Le cas particulier de la Guyane
Si Ali Bel Madani ne se prononce pas sur les îles, il pointe un cas particulier : la Guyane. Même si les projections météo sur ce territoire mérite "des précisions avec des études territoriales plus fines, du fait de la façade maritime", il explique que c’est le seul territoire d’Outre-mer situé sur le continent au sein du bassin amazonien, et qu’il est relativement grand (environ la taille du Portugal) pour être intégré dans les projections de l’étude américaine.
"Selon les résultats de cet article, le seuil de dangerosité serait dépassé à la Guyane une bonne partie de l’année à l’horizon 2100, et un nombre de non négligeable dans l’année à l’horizon 2050", analyse l’ingénieur de Météo France.
"Cet article ne conclut pas à des conditions extrêmement dangereuses sur la Guyane mais le seuil de dangerosité peut entraîner des problèmes pour la santé ainsi que des problèmes pour réaliser des travaux à l’extérieur. C’est préoccupant", reconnaît-il.
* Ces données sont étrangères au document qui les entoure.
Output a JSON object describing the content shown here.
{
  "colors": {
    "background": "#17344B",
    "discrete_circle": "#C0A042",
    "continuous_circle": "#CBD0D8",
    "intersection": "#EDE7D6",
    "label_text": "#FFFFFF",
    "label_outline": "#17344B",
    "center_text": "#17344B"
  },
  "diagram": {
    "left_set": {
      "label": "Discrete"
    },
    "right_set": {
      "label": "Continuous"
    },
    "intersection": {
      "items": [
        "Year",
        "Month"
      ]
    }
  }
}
Il met en parallèle cette étude américaine avec les recherches réalisées par Météo France : "En Guyane quand il fait très chaud, il a tendance à faire moins humide, détaille-t-il. C’est très important, car cette relation inverse entre deux paramètres forment une protection contre les pressions trop importantes sur l’organisme. Mais est-ce que ce sera suffisant avec l’augmentation des températures ? C’est l’enjeu des travaux en cours."
"Cela nous touche tous et dès maintenant"
D’autres études sont menées actuellement sur les autres territoires d’Outre-mer. "C’est relativement récent à Météo France, reconnaît Ali Bel Madani. Il y a un effort de régionalisation des projections du réchauffement climatique aux Antilles, dans l’Océan indien et dans le Pacifique." Affaire à suivre donc concernant les îles françaises.
Si les deux climatologues émettent quelques réserves par rapport à la méthodologie utilisée et aux données sur l’humidité, ils constatent que l’article va dans le sens des autres études réalisées sur le sujet.
"Je pense que les gens doivent prendre conscience que même si c’est dans longtemps, cela nous touche tous et dès maintenant", assène Ali Bel Madani.